In a news release, the organization said it believes that Harvard "is discriminating against Asian-American students by using a ‘quota’ or ‘ceiling’ to limit their admission to the university."

The Chronicle requested comment on Monday from the three universities. By late Monday, North Carolina and Wisconsin had responded with a defense of their policies.

Since the U.S. Supreme Court’s ambiguous ruling in Fisher v. University of Texas at Austin (No. 11-345) last June, colleges that consider applicants’ race and ethnicity have reassessed their admissions policies, hoping to insulate them from legal challenges.

On the heels of the ruling, Edward Blum, director of the Project on Fair Representation, predicted "a wave of litigation against colleges." Now his organization—which provided legal counsel to Abigail Noel Fisher, the plaintiff in the Texas case—is poised to make more waves.

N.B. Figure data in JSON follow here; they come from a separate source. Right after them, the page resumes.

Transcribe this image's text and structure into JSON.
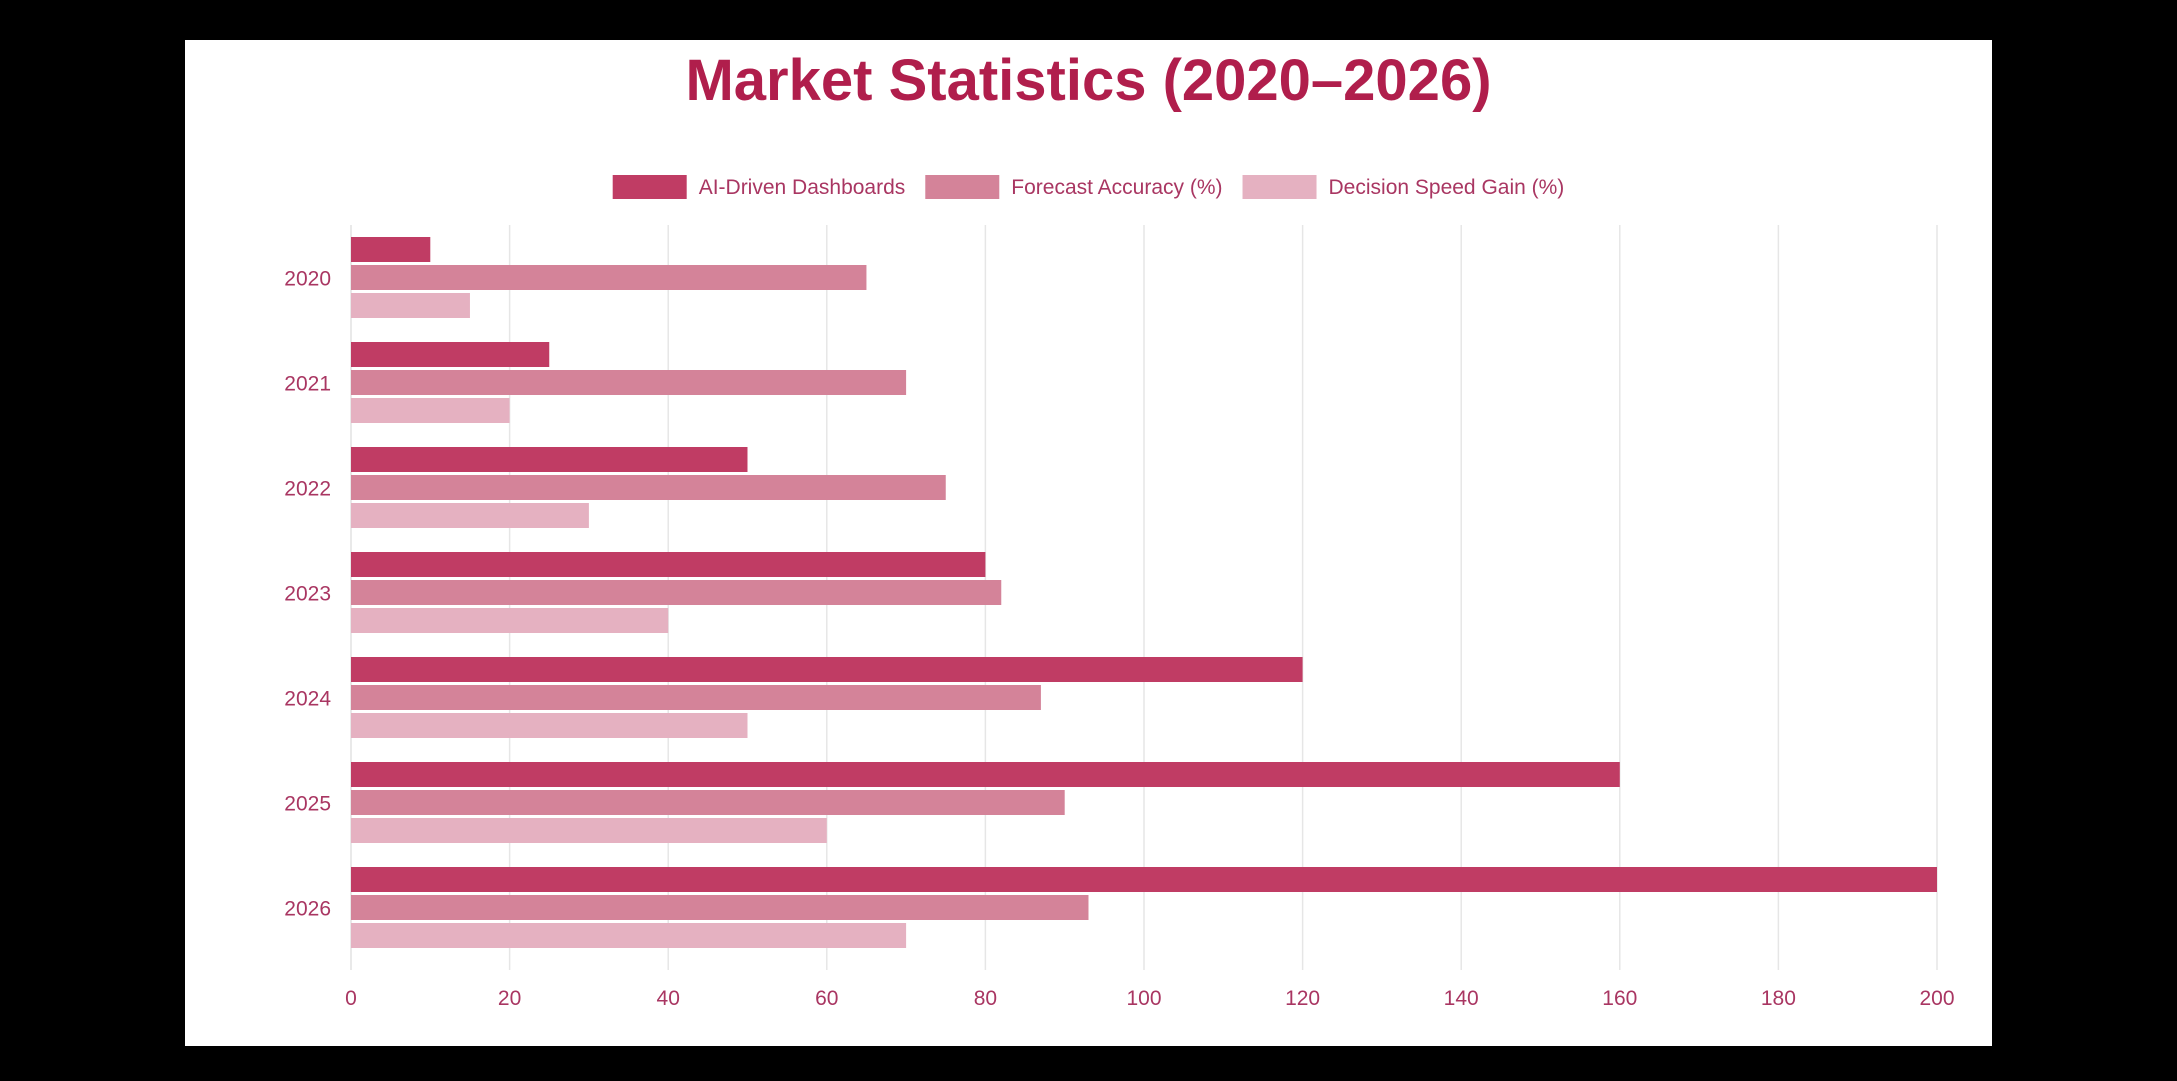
{
  "colors": {
    "page_background": "#000000",
    "card_background": "#ffffff",
    "title": "#b01e4c",
    "axis_text": "#a93662",
    "grid": "#e6e6e6",
    "series": [
      "#c03c64",
      "#d48399",
      "#e5b1c1"
    ]
  },
  "chart_data": {
    "type": "bar",
    "orientation": "horizontal",
    "title": "Market Statistics (2020–2026)",
    "xlabel": "",
    "ylabel": "",
    "categories": [
      "2020",
      "2021",
      "2022",
      "2023",
      "2024",
      "2025",
      "2026"
    ],
    "series": [
      {
        "name": "AI-Driven Dashboards",
        "values": [
          10,
          25,
          50,
          80,
          120,
          160,
          200
        ]
      },
      {
        "name": "Forecast Accuracy (%)",
        "values": [
          65,
          70,
          75,
          82,
          87,
          90,
          93
        ]
      },
      {
        "name": "Decision Speed Gain (%)",
        "values": [
          15,
          20,
          30,
          40,
          50,
          60,
          70
        ]
      }
    ],
    "xlim": [
      0,
      200
    ],
    "xticks": [
      0,
      20,
      40,
      60,
      80,
      100,
      120,
      140,
      160,
      180,
      200
    ],
    "grid": true,
    "legend_position": "top-center"
  }
}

The organization is also encouraging anyone with "firsthand knowledge" of the use of race in admissions policies and practices at the three colleges "to come forward and speak up as well," the news release says.

A Matchmaker

Mr. Blum, who is not a lawyer, has characterized himself as a matchmaker. He seeks plaintiffs to challenge policies, and then links them up with lawyers who are willing to represent them at little or no cost. Mr. Blum found Ms. Fisher, the daughter of an old friend, more than two years after he started his search (he had created a website similar to those that he unveiled on Monday). Ms. Fisher contends that Texas rejected her because she is white.

It was not immediately clear why Mr. Blum’s organization had singled out Harvard, North Carolina, and Wisconsin. Each of the three websites makes the same assertion: "It is our belief that [the college] has not followed the Supreme Court’s instructions and it is vulnerable to a lawsuit."

Mr. Blum said last year that he interpreted the Fisher ruling to mean colleges must first try out a race-neutral admissions policy before adopting a race-conscious one. But other legal experts have rejected that interpretation.

In September, Catherine E. Lhamon, assistant secretary in the Education Department’s Office for Civil Rights, said the Fisher ruling did not mean colleges must go so far as to adopt race-neutral alternatives before considering race-conscious policies. "They don’t have to be tried and used first," she said.

In the Fisher case, North Carolina had submitted an amicus brief describing how Chapel Hill's admissions office had studied the potential effects of adopting a race-neutral plan. If the university had guaranteed admission to all students in the top tenth of their high-school class, the brief said, the number of nonwhite and underrepresented minority students would have risen slightly, yet other measures of academic quality, such as test scores and grade-point averages, would have fallen.

In its response on Monday, the university said it "stands by the statements in that amicus brief, as well as the legality and fairness of the current undergraduate admissions policy and process."

Paul M. DeLuca Jr., the provost at Madison, said in a written statement that the Wisconsin flagship had reviewed its holistic admissions policy in the wake of the Fisher decision and earlier Supreme Court rulings, and believes its approach "is appropriate and consistent with the law."